U2 stars Bono and The Edge have opened up about Julie Taymor’s exit from their Spider-Man musical, revealing the director was “exhausted” and “overwrought” and they didn’t think she would cope with an overhaul of the show.
Spider-Man: Turn Off the Dark, which features a score by the Irish rockers, opened for previews on Broadway last year, but was marred by delays, spiralling costs, onset accidents and cast changes as producers battled to bring the curtain up.

Director Taymor exited the production earlier this year shortly before it was closed for a major overhaul, and she is now battling producers over her royalty payments from the show.

Bono and The Edge have now spoken candidly about Taymor’s exit, revealing she was worn down by months of problems and they didn’t think she would be able to join in a massive restructuring process, which the stars called ‘Plan X’.

The Edge tells the New York Times, “When Plan X was presented, she said: ‘That could never be achieved in a three-week period.
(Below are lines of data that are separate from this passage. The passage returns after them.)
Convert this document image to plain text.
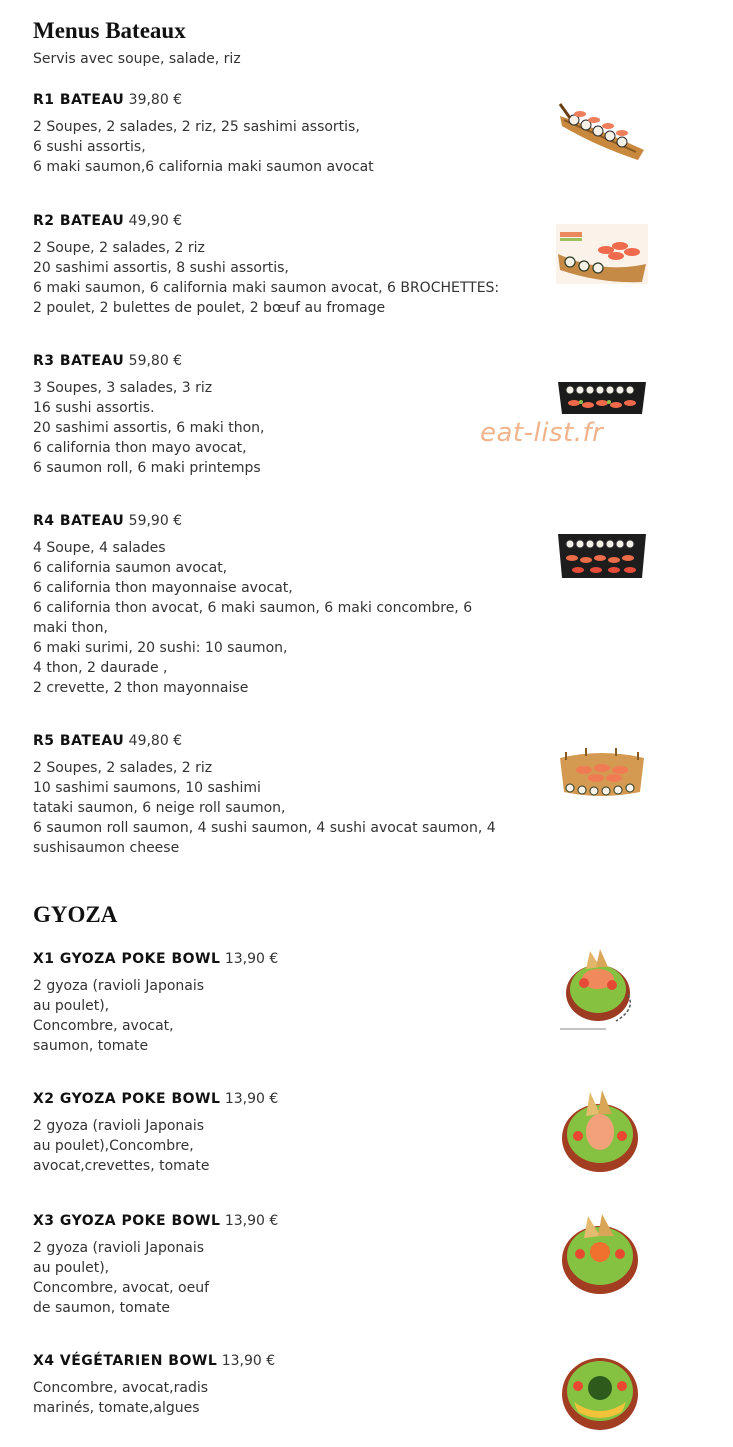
Menus Bateaux
Servis avec soupe, salade, riz
R1 BATEAU 39,80 €
2 Soupes, 2 salades, 2 riz, 25 sashimi assortis,
6 sushi assortis,
6 maki saumon,6 california maki saumon avocat
R2 BATEAU 49,90 €
2 Soupe, 2 salades, 2 riz
20 sashimi assortis, 8 sushi assortis,
6 maki saumon, 6 california maki saumon avocat, 6 BROCHETTES:
2 poulet, 2 bulettes de poulet, 2 bœuf au fromage
R3 BATEAU 59,80 €
3 Soupes, 3 salades, 3 riz
16 sushi assortis.
20 sashimi assortis, 6 maki thon,
6 california thon mayo avocat,
6 saumon roll, 6 maki printemps
R4 BATEAU 59,90 €
4 Soupe, 4 salades
6 california saumon avocat,
6 california thon mayonnaise avocat,
6 california thon avocat, 6 maki saumon, 6 maki concombre, 6
maki thon,
6 maki surimi, 20 sushi: 10 saumon,
4 thon, 2 daurade ,
2 crevette, 2 thon mayonnaise
R5 BATEAU 49,80 €
2 Soupes, 2 salades, 2 riz
10 sashimi saumons, 10 sashimi
tataki saumon, 6 neige roll saumon,
6 saumon roll saumon, 4 sushi saumon, 4 sushi avocat saumon, 4
sushisaumon cheese
eat-list.fr
GYOZA
X1 GYOZA POKE BOWL 13,90 €
2 gyoza (ravioli Japonais
au poulet),
Concombre, avocat,
saumon, tomate
X2 GYOZA POKE BOWL 13,90 €
2 gyoza (ravioli Japonais
au poulet),Concombre,
avocat,crevettes, tomate
X3 GYOZA POKE BOWL 13,90 €
2 gyoza (ravioli Japonais
au poulet),
Concombre, avocat, oeuf
de saumon, tomate
X4 VÉGÉTARIEN BOWL 13,90 €
Concombre, avocat,radis
marinés, tomate,algues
You’d need months to do that, and it probably won’t work anyway…’ Julie was clearly exhausted, overwrought… We were tip-toeing around her, and I think that probably meant that people were careful in what they said or told her. I certainly didn’t feel I could be 100 per cent frank with Julie, and that was because I felt she was carrying so much of the weight.”
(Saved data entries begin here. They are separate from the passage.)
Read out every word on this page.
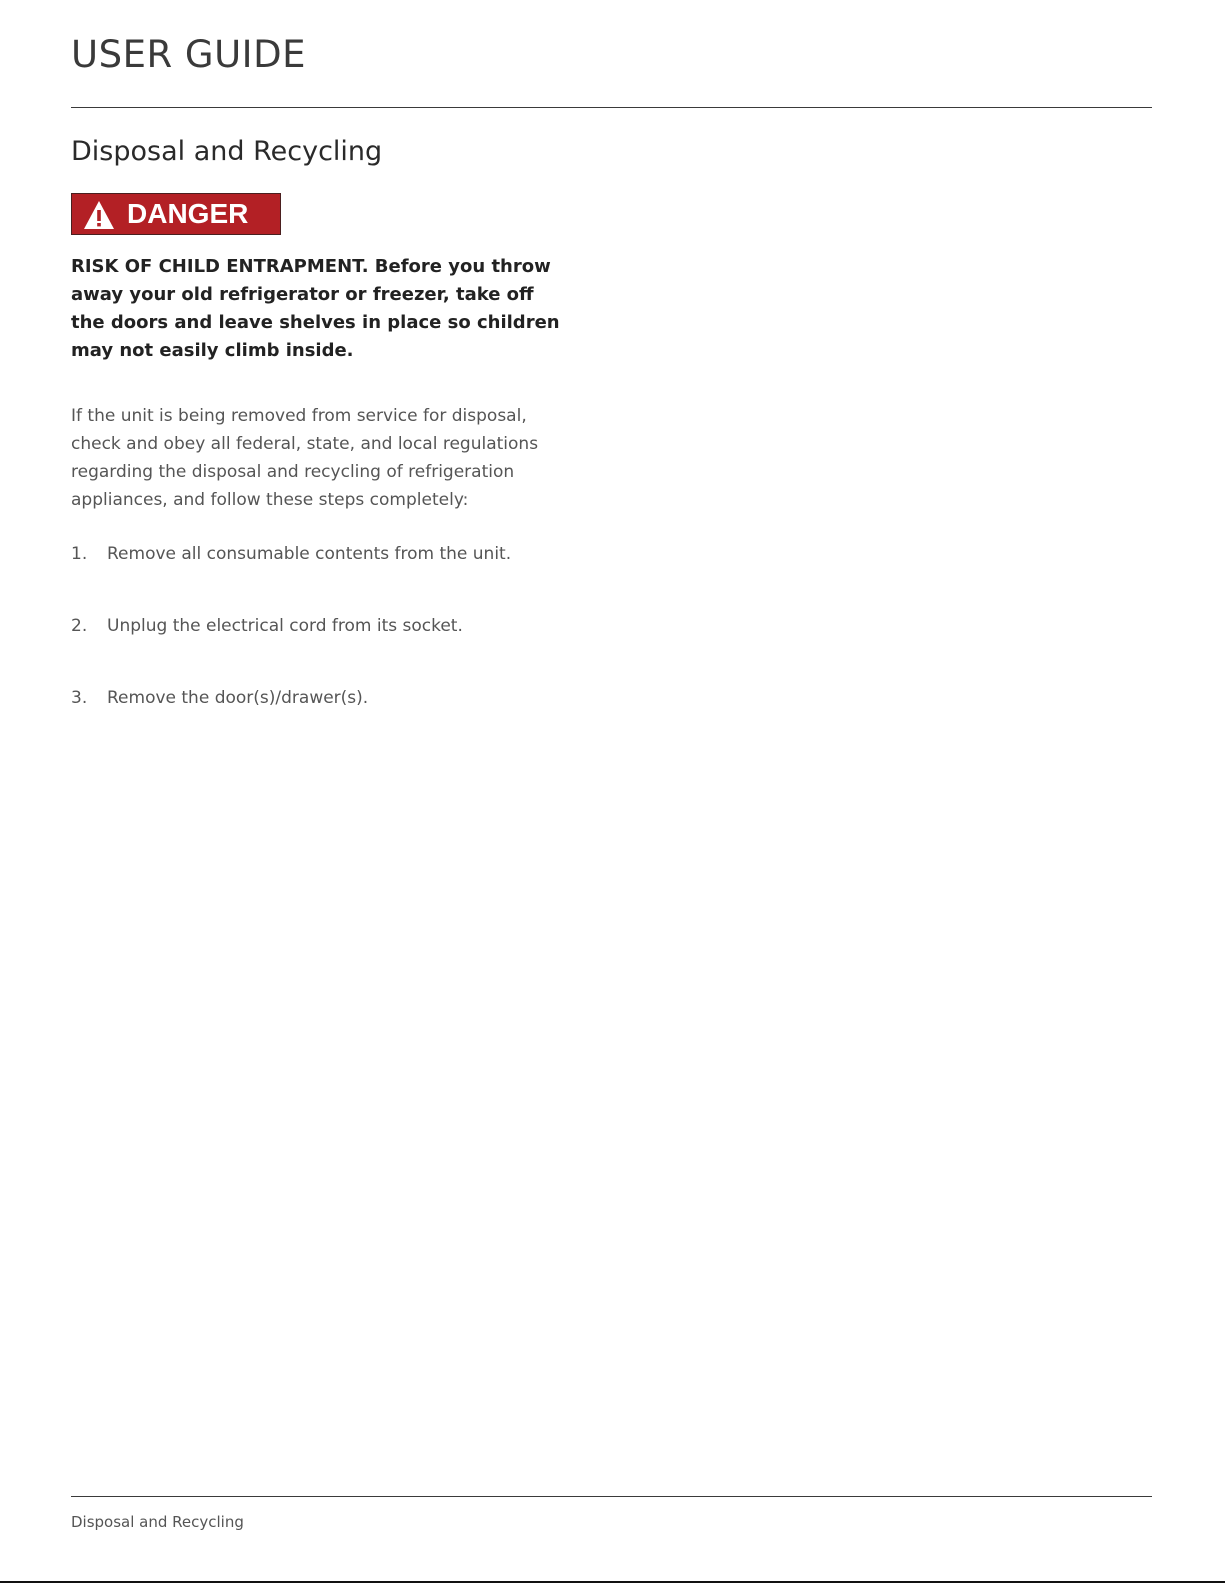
USER GUIDE
Disposal and Recycling
DANGER

RISK OF CHILD ENTRAPMENT. Before you throw away your old refrigerator or freezer, take off the doors and leave shelves in place so children may not easily climb inside.

If the unit is being removed from service for disposal, check and obey all federal, state, and local regulations regarding the disposal and recycling of refrigeration appliances, and follow these steps completely:

1. Remove all consumable contents from the unit.
2. Unplug the electrical cord from its socket.
3. Remove the door(s)/drawer(s).
Disposal and Recycling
While Bono is convinced they made a mistake in opening the show for previews when it wasn’t ready for audiences, adding: “Looking back, we, through inexperience, had no sense of the implications of that decision. That the first time anyone saw a full run-through of the story, songs, staging, and show was the first night of previews. Can you imagine that? No one had seen the whole thing before everyone saw it… Julie was trying to wrestle with the logistics as well as the art, and that’s when I felt fairly impotent.”

The newly-revamped show is due to open officially on Tuesday night, and Bono insists he is finally happy with the production. He says, “The first time I loved Spider-Man was two and a half weeks ago… (But) even when I was really angry about its obtuse story and some of the awful readings of the music – even then I was still saying, it was kind of magical.”